GR L 51996; (November, 1988) (Digest)
G.R. No. L-51996 November 23, 1988
WESTERN MINOLCO CORPORATION, petitioner, vs. COURT OF APPEALS and GREGORIAN MINING COMPANY, respondents.
FACTS
Petitioner Western Minolco Corporation and respondent Gregorian Mining Company entered into a series of contracts for the operation of Gregorian’s mining claims. Their agreements contained an arbitration clause (Article XII) stipulating that disputes regarding the “meaning, application or effect” of the contracts or concerning the “computation of royalties, deductions, or other item of expense” must be submitted to arbitration. The clause further stated that no court action could be instituted unless the dispute was first submitted to arbitration, and any such action must be “based upon the award as obtained,” with venue in Manila. Subsequently, Western Minolco executed an agreement with Dreamers Mining Association to validate 36 mineral claims. Gregorian alleged these claims conflicted with and were superimposed on its own claims covered by its contracts with Western Minolco.
Consequently, Gregorian filed a complaint for rescission of contracts and damages against Western Minolco in the Court of First Instance of Baguio and Benguet. Western Minolco moved to dismiss, arguing improper venue per the arbitration clause and failure to state a cause of action since the dispute was allegedly arbitrable. The trial court denied the motion. While seeking reconsideration, Western Minolco also filed a separate petition in the Manila CFI to compel arbitration. The Manila court granted this petition, but Gregorian did not pursue an appeal. Meanwhile, Western Minolco challenged the Baguio court’s orders via a certiorari petition in the Court of Appeals, which dismissed the petition. Western Minolco elevated the case to the Supreme Court.
ISSUE
Whether the Court of Appeals erred in upholding the Baguio court’s refusal to dismiss Gregorian’s complaint, specifically regarding: (1) the propriety of venue in Baguio, and (2) the necessity of prior arbitration before court action.
RULING
The Supreme Court denied the petition and affirmed the Court of Appeals. The arbitration clause was clear and unambiguous, covering only two specific classes of disputes: those on the interpretation/application of the contract terms and those on the computation of royalties or expenses. The controversy in Gregorian’s complaint—alleging breach of faith and double-dealing by Western Minolco for validating conflicting claims in favor of a third party—did not fall under either category. It was a dispute on the breach of contractual obligations, not on the contract’s meaning or a computational matter. Therefore, the dispute was not arbitrable under the parties’ agreement, and Gregorian was not required to submit it to arbitration before filing a court action.
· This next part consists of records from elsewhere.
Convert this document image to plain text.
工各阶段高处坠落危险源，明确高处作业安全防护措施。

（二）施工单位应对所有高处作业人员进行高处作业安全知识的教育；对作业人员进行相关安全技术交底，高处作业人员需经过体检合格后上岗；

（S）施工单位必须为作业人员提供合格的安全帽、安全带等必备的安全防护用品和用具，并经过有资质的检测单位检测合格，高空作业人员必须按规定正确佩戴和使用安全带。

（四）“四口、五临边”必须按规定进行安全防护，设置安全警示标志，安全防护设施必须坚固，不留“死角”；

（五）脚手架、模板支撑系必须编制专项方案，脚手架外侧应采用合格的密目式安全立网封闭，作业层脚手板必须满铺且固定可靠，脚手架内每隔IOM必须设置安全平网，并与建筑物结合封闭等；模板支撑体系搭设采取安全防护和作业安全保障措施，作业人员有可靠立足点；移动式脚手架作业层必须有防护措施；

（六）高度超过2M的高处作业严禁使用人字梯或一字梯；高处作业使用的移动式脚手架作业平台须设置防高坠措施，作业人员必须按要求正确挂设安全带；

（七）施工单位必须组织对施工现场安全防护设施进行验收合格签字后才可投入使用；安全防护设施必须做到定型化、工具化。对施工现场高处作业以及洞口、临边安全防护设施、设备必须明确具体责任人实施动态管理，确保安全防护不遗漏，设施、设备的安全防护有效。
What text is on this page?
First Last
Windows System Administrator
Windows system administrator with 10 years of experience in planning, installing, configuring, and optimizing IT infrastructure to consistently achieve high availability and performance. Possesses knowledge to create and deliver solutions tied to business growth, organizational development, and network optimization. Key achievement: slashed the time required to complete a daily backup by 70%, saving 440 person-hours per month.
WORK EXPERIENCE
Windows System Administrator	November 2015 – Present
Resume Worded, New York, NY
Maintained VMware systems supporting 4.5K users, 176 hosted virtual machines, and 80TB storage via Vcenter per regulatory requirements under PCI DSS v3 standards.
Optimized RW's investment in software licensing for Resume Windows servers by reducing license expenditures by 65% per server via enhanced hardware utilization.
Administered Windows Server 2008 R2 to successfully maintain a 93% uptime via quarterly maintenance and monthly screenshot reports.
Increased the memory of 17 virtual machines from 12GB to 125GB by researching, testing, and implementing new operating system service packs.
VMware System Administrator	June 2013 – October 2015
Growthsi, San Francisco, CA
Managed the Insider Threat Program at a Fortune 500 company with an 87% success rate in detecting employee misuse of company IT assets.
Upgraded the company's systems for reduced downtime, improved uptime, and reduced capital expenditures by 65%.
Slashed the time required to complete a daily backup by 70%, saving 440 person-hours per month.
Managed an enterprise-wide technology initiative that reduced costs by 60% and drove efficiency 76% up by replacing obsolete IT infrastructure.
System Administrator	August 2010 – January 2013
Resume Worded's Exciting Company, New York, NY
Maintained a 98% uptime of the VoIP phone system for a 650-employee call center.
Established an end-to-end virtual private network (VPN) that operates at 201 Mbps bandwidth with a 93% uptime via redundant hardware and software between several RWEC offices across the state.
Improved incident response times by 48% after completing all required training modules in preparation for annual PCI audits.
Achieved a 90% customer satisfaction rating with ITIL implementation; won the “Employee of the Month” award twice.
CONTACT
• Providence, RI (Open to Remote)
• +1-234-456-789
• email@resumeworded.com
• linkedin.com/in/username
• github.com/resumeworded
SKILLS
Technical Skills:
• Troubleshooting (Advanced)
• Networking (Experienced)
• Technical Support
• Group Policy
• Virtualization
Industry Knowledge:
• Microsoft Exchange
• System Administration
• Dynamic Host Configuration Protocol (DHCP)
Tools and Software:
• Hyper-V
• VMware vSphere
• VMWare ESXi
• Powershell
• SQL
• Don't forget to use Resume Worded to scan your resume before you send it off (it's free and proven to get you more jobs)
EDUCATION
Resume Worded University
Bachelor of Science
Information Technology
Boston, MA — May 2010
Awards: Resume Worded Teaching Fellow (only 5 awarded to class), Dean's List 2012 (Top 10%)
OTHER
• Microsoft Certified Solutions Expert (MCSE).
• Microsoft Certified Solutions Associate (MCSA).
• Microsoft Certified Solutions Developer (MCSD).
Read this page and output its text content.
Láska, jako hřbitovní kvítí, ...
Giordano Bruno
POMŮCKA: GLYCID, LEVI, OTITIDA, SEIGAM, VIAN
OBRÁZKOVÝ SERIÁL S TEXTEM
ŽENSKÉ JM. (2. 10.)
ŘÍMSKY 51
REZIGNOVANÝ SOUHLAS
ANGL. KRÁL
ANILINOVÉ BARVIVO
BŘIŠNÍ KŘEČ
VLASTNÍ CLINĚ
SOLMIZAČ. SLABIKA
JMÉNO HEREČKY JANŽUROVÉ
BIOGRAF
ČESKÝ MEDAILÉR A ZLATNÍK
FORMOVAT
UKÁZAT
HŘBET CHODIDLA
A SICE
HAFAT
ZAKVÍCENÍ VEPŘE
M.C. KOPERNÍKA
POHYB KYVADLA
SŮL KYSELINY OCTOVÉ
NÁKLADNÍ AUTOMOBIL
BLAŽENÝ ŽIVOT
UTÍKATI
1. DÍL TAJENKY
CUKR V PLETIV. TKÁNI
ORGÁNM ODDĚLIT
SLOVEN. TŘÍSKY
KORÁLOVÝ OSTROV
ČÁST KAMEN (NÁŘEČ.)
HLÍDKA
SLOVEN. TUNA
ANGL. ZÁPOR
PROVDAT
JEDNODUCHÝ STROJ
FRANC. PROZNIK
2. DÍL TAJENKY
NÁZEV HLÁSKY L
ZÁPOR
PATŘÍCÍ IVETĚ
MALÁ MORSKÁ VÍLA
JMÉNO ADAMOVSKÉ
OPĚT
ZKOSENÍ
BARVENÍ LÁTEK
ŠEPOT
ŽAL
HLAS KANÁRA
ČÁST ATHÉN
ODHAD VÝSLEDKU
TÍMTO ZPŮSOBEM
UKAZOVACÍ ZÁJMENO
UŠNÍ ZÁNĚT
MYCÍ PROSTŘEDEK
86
Since the dispute was not arbitrable, the ancillary stipulation on venue in Manila—which was expressly tied to actions “based upon the award as obtained”—did not apply. The general rules on venue under the Rules of Court governed, making the filing in Baguio proper. The Court also noted that contractual venue stipulations are generally construed as permissive, not restrictive, and do not supersede the general venue rules. Thus, the Baguio court correctly assumed jurisdiction, and the Court of Appeals committed no error.